Ketua MPR: Kalau NU Kuat, Indonesia Akan Kuat

Kurniawan Fadilah - detikNews
Sabtu, 31 Jan 2026 12:50 WIB
Ketua MPR: Kalau NU Kuat, Indonesia Akan Kuat
Ketua MPR Ahmaz Muzani di harlah ke-100 NU di Istora Senayan. (Kurniawan/detikcom)
Jakarta -

Ketua MPR RI, Ahmad Muzani, memberikan sambutannya dalam puncak perayaan harlah ke-100 tahun Masehi Nahdlatul Ulama (NU). Dalam sambutannya, Muzani meminta agar NU perlu menjadi kuat karena negara membutuhkan hal itu.

"Negara perlu NU kuat. Negara perlu NU kuat. Kenapa negara perlu NU kuat? Kalau NU kuat, Indonesia akan kuat. Bagaimana caranya NU kuat? NU kuat itu apabila jam'iyah NU itu kuat makan. NU kuat itu apabila jamaah NU itu sehat. NU kuat itu apabila jemaah NU itu kenyang. NU kuat itu apabila jemaah NU itu ada pekerjaan. NU kuat itu apabila jamaah NU itu dompetnya tebal," tutur Muzani di Istora Senayan, Jakarta Pusat, Sabtu (31/1/2026).

SCROLL TO CONTINUE WITH CONTENT

Muzani menyampaikan Indonesia akan kuat apabila rakyatnya sehat badan dan pikiran, rakyatnya bekerja, dan rakyatnya cerdas. Dia menyebut, selama ini NU pun selalu menampilkan kekuatan tersebut melalui doa-doa yang dipanjatkan.

"Dan itulah yang dimaksud saya kira dengan doa kita, Rabbana atina fiddunya hasanah wa fil akhiroti hasanah.

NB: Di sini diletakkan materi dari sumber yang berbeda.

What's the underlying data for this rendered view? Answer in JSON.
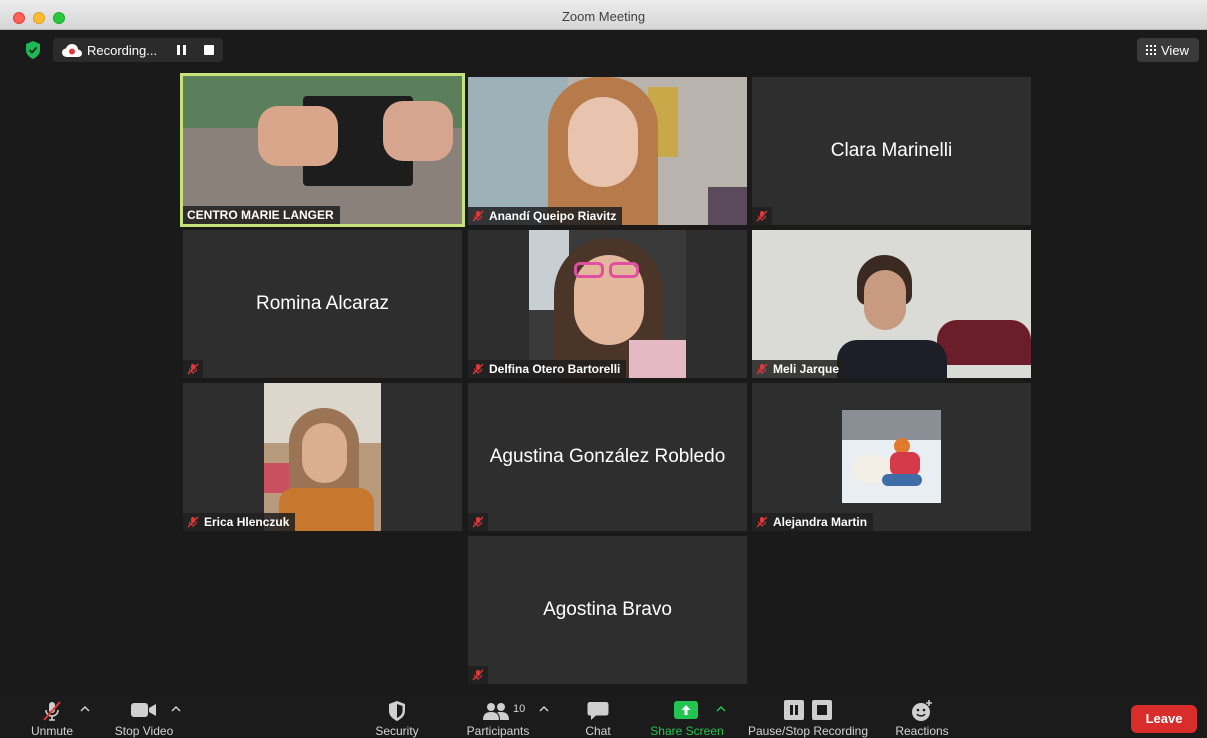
{
  "window": {
    "title": "Zoom Meeting"
  },
  "recording": {
    "label": "Recording..."
  },
  "view_button": {
    "label": "View"
  },
  "participants": [
    {
      "name": "CENTRO MARIE LANGER",
      "video": true,
      "active_speaker": true,
      "muted": false
    },
    {
      "name": "Anandí Queipo Riavitz",
      "video": true,
      "muted": true
    },
    {
      "name": "Clara Marinelli",
      "video": false,
      "muted": true
    },
    {
      "name": "Romina Alcaraz",
      "video": false,
      "muted": true
    },
    {
      "name": "Delfina Otero Bartorelli",
      "video": true,
      "muted": true
    },
    {
      "name": "Meli Jarque",
      "video": true,
      "muted": true
    },
    {
      "name": "Erica Hlenczuk",
      "video": true,
      "muted": true
    },
    {
      "name": "Agustina González Robledo",
      "video": false,
      "muted": true
    },
    {
      "name": "Alejandra Martin",
      "video": true,
      "muted": true
    },
    {
      "name": "Agostina Bravo",
      "video": false,
      "muted": true
    }
  ],
  "toolbar": {
    "unmute": "Unmute",
    "stop_video": "Stop Video",
    "security": "Security",
    "participants": "Participants",
    "participants_count": "10",
    "chat": "Chat",
    "share_screen": "Share Screen",
    "pause_stop_recording": "Pause/Stop Recording",
    "reactions": "Reactions",
    "leave": "Leave"
  },
  "colors": {
    "active_speaker_border": "#c6e27b",
    "share_screen_green": "#23c552",
    "leave_red": "#d92d2b",
    "mute_red": "#e0373b",
    "security_green": "#1db954"
  }
}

Dunianya hasanah, akhiratnya hasanah. Itulah yang dikejar, yang diajarkan oleh para ulama kita, kiai-kiai kita, guru-guru kita, nyai-nyai kita di berbagai macam pondok pesantren," jelas Muzani.

"Mudah-mudahan ini adalah bagian dari NU terus memberikan pengabdian kepada bangsa dan negara, dan jangan bosan memberi pengabdian kepada negara," sambungnya.

Muzani pun meminta agar warga NU terus mengabdikan diri kepada bangsa dan negara. Dia meyakini, warga NU pun ketika melakukan perjuangan untuk bangsa dan negara tidak memerlukan pujian, sekalipun makian.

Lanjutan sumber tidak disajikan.